2. The wireless clock module of claim 1, wherein when the internal MCU is communicatively connected to the external MCU, the internal MCU is communicatively connected to the external MCU through an SPI bus, an IIC bus, or a UART bus; when the internal MCU is in communication connection with the mobile phone APP/PC client, the internal MCU is in communication connection with the mobile phone APP/PC client through a TCP.

3. The wireless clock module of claim 2, wherein when the internal MCU is communicatively connected to the external MCU via an IIC bus, the pins to be connected include SCL, SDA, and BUSY pins, the SCL, SDA pins indicating that the internal MCU is connected to the external MCU via the IIC bus; the BUSY pin is an IIC BUSY signal indication pin.

4. The wireless clock module of claim 3, wherein when the internal MCU is communicatively connected to the external MCU via the IIC bus, the pins to be connected further comprise a da_rec pin, the da_rec pin being a signal indication pin for the wireless clock module to receive network data, for enabling the wireless clock module to perform network data transmission.

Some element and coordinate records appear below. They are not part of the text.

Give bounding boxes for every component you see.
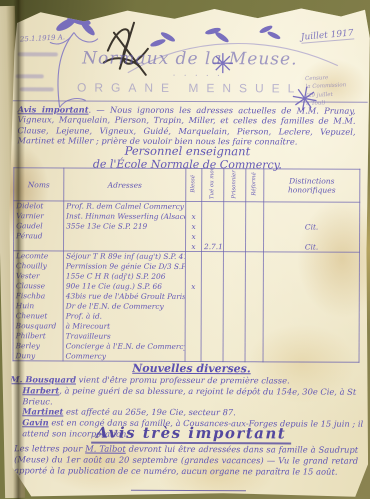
avis-important-label: Avis important <box>18 104 89 114</box>
table-cell-reforme <box>245 282 263 292</box>
news-person-name: Harbert <box>22 385 59 395</box>
table-cell-tue <box>201 302 223 312</box>
table-cell-prisonnier <box>224 222 246 232</box>
table-cell-prisonnier <box>223 312 245 322</box>
news-person-name: Martinet <box>22 407 63 417</box>
table-cell-distinction <box>263 262 359 272</box>
table-cell-reforme <box>245 242 263 252</box>
table-cell-blesse <box>185 351 201 361</box>
table-cell-reforme <box>245 322 263 332</box>
table-cell-prisonnier <box>223 322 245 332</box>
table-cell-prisonnier <box>223 272 245 282</box>
margin-date-annotation: 25.1.1919 A. <box>20 33 65 43</box>
news-item-text: est affecté au 265e, 19e Cie, secteur 87… <box>63 407 236 418</box>
table-cell-blesse <box>185 251 201 261</box>
table-cell-prisonnier <box>223 332 245 342</box>
table-cell-reforme <box>246 202 264 212</box>
table-cell-distinction <box>264 212 360 222</box>
table-cell-tue <box>201 342 223 352</box>
table-cell-tue: 2.7.16 <box>201 242 223 252</box>
table-cell-distinction <box>263 342 359 352</box>
table-cell-blesse: x <box>186 221 202 231</box>
table-body: DidelotProf. R. dem Calmel CommercyVarni… <box>13 201 360 363</box>
table-cell-address: Inst. Hinman Wesserling (Alsace) <box>64 211 186 222</box>
avis-important-paragraph: Avis important. — Nous ignorons les adre… <box>13 104 359 147</box>
table-cell-address: Permission 9e génie Cie D/3 S.P. 208 <box>63 261 185 272</box>
table-cell-prisonnier <box>223 342 245 352</box>
table-row: DunyCommercy <box>13 351 359 363</box>
table-cell-address: Travailleurs <box>63 331 185 342</box>
table-cell-address <box>63 241 185 252</box>
document-paper: 25.1.1919 A. Normaux de la Meuse. · · · … <box>6 2 370 499</box>
table-cell-reforme <box>245 352 263 362</box>
table-cell-reforme <box>246 232 264 242</box>
table-cell-prisonnier <box>223 282 245 292</box>
table-cell-tue <box>202 202 224 212</box>
table-cell-tue <box>202 232 224 242</box>
table-cell-address: 155e C H R (adj't) S.P. 206 <box>63 271 185 282</box>
table-cell-blesse: x <box>186 231 202 241</box>
table-cell-blesse <box>185 331 201 341</box>
column-header-reforme-label: Réformé <box>252 173 258 196</box>
table-cell-address <box>64 231 186 242</box>
table-cell-blesse: x <box>186 211 202 221</box>
table-cell-reforme <box>246 222 264 232</box>
column-header-tue: Tué ou mort <box>202 169 224 202</box>
table-cell-distinction <box>263 302 359 312</box>
table-cell-prisonnier <box>224 232 246 242</box>
news-item-text: , à peine guéri de sa blessure, a rejoin… <box>22 385 356 406</box>
table-cell-reforme <box>245 312 263 322</box>
table-cell-reforme <box>246 212 264 222</box>
table-cell-blesse <box>185 291 201 301</box>
avis-tres-important-title: Avis très important <box>91 424 291 445</box>
issue-date: Juillet 1917 <box>301 28 354 43</box>
table-cell-tue <box>201 292 223 302</box>
table-cell-prisonnier <box>224 212 246 222</box>
table-cell-distinction <box>263 312 359 322</box>
table-cell-reforme <box>245 342 263 352</box>
table-cell-prisonnier <box>224 202 246 212</box>
table-cell-blesse: x <box>185 281 201 291</box>
table-cell-distinction <box>264 232 360 242</box>
table-cell-address: 43bis rue de l'Abbé Groult Paris <box>63 291 185 302</box>
header-divider-rule <box>12 100 368 103</box>
table-cell-address: Commercy <box>63 351 185 362</box>
news-item-text: vient d'être promu professeur de premièr… <box>76 375 290 386</box>
table-cell-distinction <box>263 352 359 362</box>
table-cell-distinction <box>263 322 359 332</box>
table-cell-reforme <box>245 262 263 272</box>
table-cell-distinction <box>263 272 359 282</box>
column-header-blesse-label: Blessé <box>191 175 196 193</box>
table-cell-prisonnier <box>223 302 245 312</box>
table-cell-address: Prof. à id. <box>63 311 185 322</box>
table-cell-address: à Mirecourt <box>63 321 185 332</box>
table-cell-prisonnier <box>223 292 245 302</box>
table-cell-reforme <box>245 252 263 262</box>
table-cell-reforme <box>245 332 263 342</box>
personnel-table: Noms Adresses Blessé Tué ou mort Prisonn… <box>13 167 361 363</box>
table-cell-distinction: Cit. <box>264 222 360 232</box>
table-cell-address: 90e 11e Cie (aug.) S.P. 66 <box>63 281 185 292</box>
table-cell-address: Concierge à l'E.N. de Commercy <box>63 341 185 352</box>
table-cell-reforme <box>245 302 263 312</box>
table-cell-tue <box>201 262 223 272</box>
masthead-subtitle: ORGANE MENSUEL <box>60 80 320 95</box>
masthead-dots: · · · · · <box>158 71 238 80</box>
table-cell-blesse <box>185 261 201 271</box>
page-crease-shadow <box>13 0 25 499</box>
table-cell-distinction <box>263 332 359 342</box>
table-cell-tue <box>201 252 223 262</box>
column-header-tue-label: Tué ou mort <box>210 169 216 199</box>
table-cell-tue <box>201 322 223 332</box>
table-cell-distinction <box>263 282 359 292</box>
table-cell-address: Séjour T R 89e inf (aug't) S.P. 41 <box>63 251 185 262</box>
table-cell-reforme <box>245 272 263 282</box>
table-cell-distinction <box>263 292 359 302</box>
column-header-blesse: Blessé <box>186 168 202 201</box>
avis-tres-important-paragraph: Les lettres pour M. Talbot devront lui ê… <box>10 443 362 477</box>
table-cell-blesse <box>186 201 202 211</box>
photo-of-document: { "palette": { "backdrop": "#7a7944", "p… <box>0 0 370 499</box>
table-cell-blesse <box>185 301 201 311</box>
closing-rule <box>131 490 246 492</box>
personnel-heading-line1: Personnel enseignant <box>37 143 337 158</box>
table-cell-distinction <box>264 202 360 212</box>
table-cell-address: Dr de l'E.N. de Commercy <box>63 301 185 312</box>
column-header-distinctions: Distinctions honorifiques <box>264 169 360 202</box>
table-cell-tue <box>201 332 223 342</box>
table-cell-tue <box>201 312 223 322</box>
news-item: Harbert, à peine guéri de sa blessure, a… <box>10 385 366 408</box>
column-header-reforme: Réformé <box>246 169 264 202</box>
table-cell-reforme <box>245 292 263 302</box>
table-cell-prisonnier <box>223 262 245 272</box>
news-person-name: Gavin <box>22 417 49 427</box>
table-cell-address: 355e 13e Cie S.P. 219 <box>64 221 186 232</box>
column-header-prisonnier: Prisonnier <box>224 169 246 202</box>
column-header-adresses: Adresses <box>64 168 186 202</box>
table-cell-blesse <box>185 271 201 281</box>
table-cell-blesse <box>185 341 201 351</box>
table-cell-distinction <box>263 252 359 262</box>
paper-content: 25.1.1919 A. Normaux de la Meuse. · · · … <box>6 2 370 499</box>
nouvelles-diverses-title: Nouvelles diverses. <box>116 362 266 376</box>
table-cell-tue <box>202 222 224 232</box>
table-cell-distinction: Cit. <box>263 242 359 252</box>
table-cell-address: Prof. R. dem Calmel Commercy <box>64 201 186 212</box>
avis2-person-name: M. Talbot <box>85 444 126 454</box>
table-cell-prisonnier <box>223 242 245 252</box>
column-header-prisonnier-label: Prisonnier <box>232 170 238 198</box>
table-cell-tue <box>201 352 223 362</box>
masthead-title: Normaux de la Meuse. <box>70 48 310 69</box>
table-cell-prisonnier <box>223 352 245 362</box>
table-cell-blesse <box>185 311 201 321</box>
table-cell-prisonnier <box>223 252 245 262</box>
table-cell-blesse <box>185 321 201 331</box>
table-header-row: Noms Adresses Blessé Tué ou mort Prisonn… <box>14 168 360 203</box>
table-cell-tue <box>201 282 223 292</box>
table-cell-tue <box>201 272 223 282</box>
table-cell-tue <box>202 212 224 222</box>
table-cell-blesse: x <box>185 241 201 251</box>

5. The wireless clock module of any one of claims 1-4, further comprising a rechargeable battery and/or a power management circuit, the rechargeable battery being electrically connected to the RTC chip for powering the RTC chip after power failure; the power management circuit is electrically connected with the wireless timing circuit and is used for converting voltage, so that the wireless clock module can adapt to an external power supply with a wide voltage range.

6. A method of wireless timing, comprising the steps of:

step S1: the wireless timing circuit establishes wireless connection with the router;

step S2: the internal MCU is in communication connection with the mobile phone APP/PC client to receive the timing instruction of the user and compare the timing instruction with the timing instruction prestored in the internal MCU, and when the timing instruction is consistent with the timing instruction, the internal MCU sends the timing instruction to the wireless timing circuit;

step S3: the wireless timing circuit accesses an NTP server through a router and obtains standard UTC time, and then the standard UTC time is transmitted to the internal MCU;

step S4: after receiving the standard UTC time, the internal MCU converts the standard UTC time and corrects the time of the RTC chip according to the converted time information;

the wireless timing circuit is an infrared timing circuit and comprises an infrared chip, the wireless timing circuit is connected with a router with infrared receiving and transmitting functions through infrared, the router is connected with the NTP server through a network cable, the wireless timing circuit accesses the NTP server through the router and obtains standard UTC time, time information data from the NTP server are converted into infrared coding data and provided with appointed data heads, the infrared timing circuit always receives infrared information, when an infrared effective data format with time information is identified, the infrared effective data format with the time information is transmitted to the infrared chip, and the internal MCU reads the data of the infrared chip to realize timing of the RTC chip.